Он резко вжал кнопку запуска. Пресс коротко щелкнул, раздал пшик баллона, двигатель взревел знакомым, хриплым звуком, приходя в сознание, подтверждая, что Мрак всегда обслуживал его вовремя.
“Спасибо тебе, старый сукин сын…”
Пальцы дрожали от адреналина, Вектор уже втыкал передачу. Бронемашина резко дёрнулась вперёд, угрожающе покачнувшись на раненом колёсе. Лобовое стекло покрыто трещинами, в зеркалах — ничего, кроме мутной пыли. Но он помнил, где-то там, в песке под корпусом, лежит напарник. Медленно, осторожно продвинул машину метра на два-три вперёд — ровно столько, чтобы не открыть Мрака под пули.
Остановился. Нейтраль. Выдохнул, привалившись к спинке кресла, втянул воздух так глубоко, как позволяли рёбра. По броне вновь застучали пули, теперь уже без прежней уверенности — скорее нервно, как человек, который в панике пытается удержать ускользающий кошмар.
Нужно было забирать напарника, иначе всё теряло смысл.
Он снова бросился вглубь броневика, лихорадочно переварачивая хабар в поисках ленты к пулемёту. Секунды утекали, найти боеприпасы не получалось, Илья плюнул и схватил винтовку. Быстро зарядил новую пятёрку, щёлкнул затвором, убедился в том, что оружие готово, и выскочил наружу.
Мрак лежал за машиной, лицо в крови и песке, дыхание тяжёлое, хриплое, но глаза открыты. Он смотрел в раскалённое небо, будто видел там что-то, недоступное никому, кроме него самого.
— Живой… — молвил Илья, скорее для себя, чем для напарника.
Один взгляд на напарника — и стало ясно: в одиночку Вектор не справиться.

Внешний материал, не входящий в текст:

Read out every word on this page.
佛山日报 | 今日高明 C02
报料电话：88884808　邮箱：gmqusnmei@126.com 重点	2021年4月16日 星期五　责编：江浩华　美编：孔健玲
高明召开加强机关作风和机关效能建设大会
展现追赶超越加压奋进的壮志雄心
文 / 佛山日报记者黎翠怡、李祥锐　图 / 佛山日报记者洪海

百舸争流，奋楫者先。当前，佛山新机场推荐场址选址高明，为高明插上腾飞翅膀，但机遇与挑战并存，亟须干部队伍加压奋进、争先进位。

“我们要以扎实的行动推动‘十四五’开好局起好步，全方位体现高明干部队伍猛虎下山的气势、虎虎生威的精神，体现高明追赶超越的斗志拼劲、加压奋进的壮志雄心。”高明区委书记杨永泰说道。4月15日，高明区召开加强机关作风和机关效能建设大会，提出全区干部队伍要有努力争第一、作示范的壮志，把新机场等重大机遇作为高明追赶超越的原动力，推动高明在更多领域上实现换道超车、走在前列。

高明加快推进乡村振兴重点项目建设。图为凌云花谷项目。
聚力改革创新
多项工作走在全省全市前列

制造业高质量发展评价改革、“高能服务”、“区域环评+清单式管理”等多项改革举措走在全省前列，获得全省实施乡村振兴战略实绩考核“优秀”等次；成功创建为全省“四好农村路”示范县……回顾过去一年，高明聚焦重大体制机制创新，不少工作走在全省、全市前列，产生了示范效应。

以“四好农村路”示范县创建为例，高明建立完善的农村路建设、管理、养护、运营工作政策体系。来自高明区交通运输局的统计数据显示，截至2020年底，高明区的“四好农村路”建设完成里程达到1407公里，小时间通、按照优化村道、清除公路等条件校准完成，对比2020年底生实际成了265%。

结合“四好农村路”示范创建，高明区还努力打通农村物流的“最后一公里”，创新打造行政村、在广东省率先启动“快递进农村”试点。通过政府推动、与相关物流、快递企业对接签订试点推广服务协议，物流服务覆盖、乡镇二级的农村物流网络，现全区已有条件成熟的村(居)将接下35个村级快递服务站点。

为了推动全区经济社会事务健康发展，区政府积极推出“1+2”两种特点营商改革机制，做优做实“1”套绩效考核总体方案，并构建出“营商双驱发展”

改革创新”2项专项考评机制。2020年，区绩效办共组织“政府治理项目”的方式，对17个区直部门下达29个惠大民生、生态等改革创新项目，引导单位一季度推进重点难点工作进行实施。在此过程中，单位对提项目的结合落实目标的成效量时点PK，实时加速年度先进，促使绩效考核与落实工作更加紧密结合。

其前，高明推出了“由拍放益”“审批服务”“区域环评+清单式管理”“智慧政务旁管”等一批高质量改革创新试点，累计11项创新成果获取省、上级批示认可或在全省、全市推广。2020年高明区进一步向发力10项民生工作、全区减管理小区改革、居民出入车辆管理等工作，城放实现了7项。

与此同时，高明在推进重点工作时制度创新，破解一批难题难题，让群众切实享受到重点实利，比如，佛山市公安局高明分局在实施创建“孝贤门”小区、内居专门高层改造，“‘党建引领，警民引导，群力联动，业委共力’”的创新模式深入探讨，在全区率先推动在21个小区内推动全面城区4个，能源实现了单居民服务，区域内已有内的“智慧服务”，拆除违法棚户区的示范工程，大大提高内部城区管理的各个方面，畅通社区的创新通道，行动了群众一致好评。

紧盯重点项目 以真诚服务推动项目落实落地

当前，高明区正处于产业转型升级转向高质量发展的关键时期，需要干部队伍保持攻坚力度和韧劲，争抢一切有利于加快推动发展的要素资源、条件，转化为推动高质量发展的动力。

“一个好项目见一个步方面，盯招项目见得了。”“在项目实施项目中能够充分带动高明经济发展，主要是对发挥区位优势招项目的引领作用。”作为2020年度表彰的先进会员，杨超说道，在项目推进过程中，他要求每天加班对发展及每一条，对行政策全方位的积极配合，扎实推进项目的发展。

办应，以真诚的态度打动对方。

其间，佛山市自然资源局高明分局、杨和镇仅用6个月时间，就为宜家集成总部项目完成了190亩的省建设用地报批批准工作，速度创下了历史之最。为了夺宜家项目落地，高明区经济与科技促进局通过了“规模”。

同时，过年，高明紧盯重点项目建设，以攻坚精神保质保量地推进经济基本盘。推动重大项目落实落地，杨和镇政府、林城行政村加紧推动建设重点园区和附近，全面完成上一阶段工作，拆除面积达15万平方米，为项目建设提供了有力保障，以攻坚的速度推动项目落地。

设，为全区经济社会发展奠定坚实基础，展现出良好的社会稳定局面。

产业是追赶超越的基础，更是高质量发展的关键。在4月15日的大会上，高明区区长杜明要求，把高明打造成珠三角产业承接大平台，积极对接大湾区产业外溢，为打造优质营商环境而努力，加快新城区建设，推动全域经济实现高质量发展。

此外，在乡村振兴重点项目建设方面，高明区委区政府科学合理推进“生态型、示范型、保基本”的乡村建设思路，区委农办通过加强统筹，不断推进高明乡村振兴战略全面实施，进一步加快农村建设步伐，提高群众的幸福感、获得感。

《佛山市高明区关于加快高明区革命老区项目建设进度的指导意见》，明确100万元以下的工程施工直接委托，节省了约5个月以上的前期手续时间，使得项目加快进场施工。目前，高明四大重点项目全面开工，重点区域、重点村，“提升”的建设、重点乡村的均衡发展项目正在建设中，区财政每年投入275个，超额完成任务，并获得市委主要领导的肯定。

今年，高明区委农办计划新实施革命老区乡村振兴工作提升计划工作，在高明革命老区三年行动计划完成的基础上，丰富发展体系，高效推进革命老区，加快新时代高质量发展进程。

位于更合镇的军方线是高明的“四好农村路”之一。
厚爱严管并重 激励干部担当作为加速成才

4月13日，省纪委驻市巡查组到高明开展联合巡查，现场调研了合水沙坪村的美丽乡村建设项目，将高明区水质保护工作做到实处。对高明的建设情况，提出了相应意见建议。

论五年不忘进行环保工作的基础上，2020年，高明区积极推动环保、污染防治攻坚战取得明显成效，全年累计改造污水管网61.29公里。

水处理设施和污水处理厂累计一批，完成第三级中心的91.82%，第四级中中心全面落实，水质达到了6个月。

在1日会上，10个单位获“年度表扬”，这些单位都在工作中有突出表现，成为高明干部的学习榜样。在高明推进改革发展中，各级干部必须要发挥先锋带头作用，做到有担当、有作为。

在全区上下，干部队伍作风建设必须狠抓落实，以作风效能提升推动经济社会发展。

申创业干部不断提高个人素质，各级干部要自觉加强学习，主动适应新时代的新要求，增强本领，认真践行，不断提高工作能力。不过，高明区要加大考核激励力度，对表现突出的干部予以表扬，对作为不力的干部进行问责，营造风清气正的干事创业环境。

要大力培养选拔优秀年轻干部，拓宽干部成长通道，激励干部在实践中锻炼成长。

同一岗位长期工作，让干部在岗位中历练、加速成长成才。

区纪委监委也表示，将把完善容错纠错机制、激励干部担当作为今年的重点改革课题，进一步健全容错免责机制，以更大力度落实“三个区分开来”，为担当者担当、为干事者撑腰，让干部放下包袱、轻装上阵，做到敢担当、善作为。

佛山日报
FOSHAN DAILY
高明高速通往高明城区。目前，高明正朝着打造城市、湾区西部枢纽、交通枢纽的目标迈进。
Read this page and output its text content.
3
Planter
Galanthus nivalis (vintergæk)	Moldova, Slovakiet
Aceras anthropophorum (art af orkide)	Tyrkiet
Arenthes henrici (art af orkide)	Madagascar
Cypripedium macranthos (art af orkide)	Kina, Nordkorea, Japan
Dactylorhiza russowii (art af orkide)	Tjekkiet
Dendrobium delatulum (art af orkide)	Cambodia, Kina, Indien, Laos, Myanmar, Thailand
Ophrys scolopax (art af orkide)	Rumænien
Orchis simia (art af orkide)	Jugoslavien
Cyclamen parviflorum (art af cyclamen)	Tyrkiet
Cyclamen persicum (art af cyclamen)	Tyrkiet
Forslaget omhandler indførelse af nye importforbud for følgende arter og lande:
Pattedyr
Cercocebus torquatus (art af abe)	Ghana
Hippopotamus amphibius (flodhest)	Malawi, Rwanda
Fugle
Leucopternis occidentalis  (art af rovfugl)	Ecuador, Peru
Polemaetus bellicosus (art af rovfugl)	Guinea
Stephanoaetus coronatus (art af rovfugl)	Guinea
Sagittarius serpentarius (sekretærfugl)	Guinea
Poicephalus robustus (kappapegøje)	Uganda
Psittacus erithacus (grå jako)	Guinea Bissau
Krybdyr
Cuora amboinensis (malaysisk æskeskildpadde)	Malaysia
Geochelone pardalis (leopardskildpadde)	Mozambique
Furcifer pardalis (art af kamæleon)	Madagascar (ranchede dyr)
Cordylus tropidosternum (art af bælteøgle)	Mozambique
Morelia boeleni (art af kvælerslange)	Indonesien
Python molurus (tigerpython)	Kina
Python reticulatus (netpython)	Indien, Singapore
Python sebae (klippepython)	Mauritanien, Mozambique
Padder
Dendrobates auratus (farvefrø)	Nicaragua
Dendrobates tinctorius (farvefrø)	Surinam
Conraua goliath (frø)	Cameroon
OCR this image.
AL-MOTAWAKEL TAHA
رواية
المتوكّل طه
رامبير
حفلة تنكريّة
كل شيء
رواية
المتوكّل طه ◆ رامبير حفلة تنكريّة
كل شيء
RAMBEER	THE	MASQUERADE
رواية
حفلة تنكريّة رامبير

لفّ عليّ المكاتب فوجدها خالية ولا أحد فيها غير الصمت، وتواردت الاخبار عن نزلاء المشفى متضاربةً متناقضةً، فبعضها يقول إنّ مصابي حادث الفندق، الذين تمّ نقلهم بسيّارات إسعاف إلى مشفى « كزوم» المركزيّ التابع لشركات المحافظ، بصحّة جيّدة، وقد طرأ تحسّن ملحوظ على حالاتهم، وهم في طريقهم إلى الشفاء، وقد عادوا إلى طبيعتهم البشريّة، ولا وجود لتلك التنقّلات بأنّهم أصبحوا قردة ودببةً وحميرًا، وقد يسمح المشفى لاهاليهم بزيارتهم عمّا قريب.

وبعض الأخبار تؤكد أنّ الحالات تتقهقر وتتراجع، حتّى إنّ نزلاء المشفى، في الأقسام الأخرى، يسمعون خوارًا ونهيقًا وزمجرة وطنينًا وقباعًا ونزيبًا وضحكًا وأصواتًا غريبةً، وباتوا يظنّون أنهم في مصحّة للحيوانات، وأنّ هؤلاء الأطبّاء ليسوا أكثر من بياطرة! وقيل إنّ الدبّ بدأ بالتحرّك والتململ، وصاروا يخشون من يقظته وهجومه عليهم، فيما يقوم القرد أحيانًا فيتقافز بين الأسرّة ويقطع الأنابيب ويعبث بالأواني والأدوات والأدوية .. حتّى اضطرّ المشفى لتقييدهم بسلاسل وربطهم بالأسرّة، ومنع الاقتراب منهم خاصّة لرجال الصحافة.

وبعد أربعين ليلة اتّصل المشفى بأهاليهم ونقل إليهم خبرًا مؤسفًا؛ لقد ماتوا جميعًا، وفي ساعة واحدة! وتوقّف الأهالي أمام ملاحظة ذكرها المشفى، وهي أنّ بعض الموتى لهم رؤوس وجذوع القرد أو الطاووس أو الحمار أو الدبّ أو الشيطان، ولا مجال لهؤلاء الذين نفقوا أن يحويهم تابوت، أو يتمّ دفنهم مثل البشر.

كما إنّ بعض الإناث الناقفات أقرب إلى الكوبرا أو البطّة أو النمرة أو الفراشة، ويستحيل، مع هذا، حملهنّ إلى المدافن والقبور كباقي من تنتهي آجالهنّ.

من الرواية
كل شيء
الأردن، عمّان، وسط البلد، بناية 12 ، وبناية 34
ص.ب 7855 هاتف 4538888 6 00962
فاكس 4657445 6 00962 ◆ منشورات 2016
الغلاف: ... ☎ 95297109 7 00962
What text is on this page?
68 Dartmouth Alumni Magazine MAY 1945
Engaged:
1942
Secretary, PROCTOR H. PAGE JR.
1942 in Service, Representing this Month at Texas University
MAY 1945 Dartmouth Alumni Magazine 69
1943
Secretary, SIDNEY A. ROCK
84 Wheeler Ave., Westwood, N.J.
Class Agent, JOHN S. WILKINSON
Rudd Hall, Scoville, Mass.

Мужчина был слишком тяжёл, парень его просто не затащит. Правое плечо было в крови, торс обгорел и повреждён взрывной волной. Сам он едва двигался, но и умирать явно не собирался — даже сейчас упрямо цеплялся за жизнь.
Вектор поднялся, вскинул винтовку, дважды выстрелил в сторону ближайшего бархана, просто напугать, заставить тех, кто ещё жив, спрятаться и дать им время.
Словно уловив этот сигнал, Мрак напрягся всем телом, подался вперёд. Он молчал, не издал ни звука, сжал зубы и принял боль, как часть пути. Встретился с Ильёй глазами — коротко, словно в этой молчаливой секунде передал ему всю тяжесть пустоши, которая сейчас держала их обоих в своих руках.
На воле, на боли, на одной только жгучей, звериной решимости — караванщик полз. Одной рукой караванщик опирался на раскалённый песок, другая цеплялась за скобу на борту, словно железные пальцы самой смерти тащили его обратно в жизнь. Ноги дрожали, тело не слушалось, каждое движение давалось через глухой хрип и стиснутые зубы, но он продолжал ползти, упорно, не позволяя пустыне забрать своё.
Илья лишь прикрывал, удерживая винтовку наготове, готовый пресечь любой шорох со стороны барханов. Парень понимал — это бой Мрака, личная битва, которую нельзя выиграть за другого, как нельзя вдохнуть чужими лёгкими.
Когда мужчина наконец завалился внутрь грузового отсека, тяжело рухнув на пол, Илья сразу же оказался рядом. Он упал на колени, упёрся лбом в холодный металл пола, почувствовал его успокаивающую, почти живительную прохладу. Живы. Оба. И пока противники не решились атаковать снова, у них оставался шанс выбраться.
Вектор сорвался с места, неловко споткнулся о собственную винтовку, едва не разбив голову о переборку, и рванулся обратно в кабину. Там по-прежнему стоял удушливый смрад от фугаса, но машина была живой и послушной. Руль лег в руки, передача щёлкнула сразу, и броневик тяжело, рывками двинулся назад, продираясь сквозь глубокий песок и неровности дороги, утюжа следы боя.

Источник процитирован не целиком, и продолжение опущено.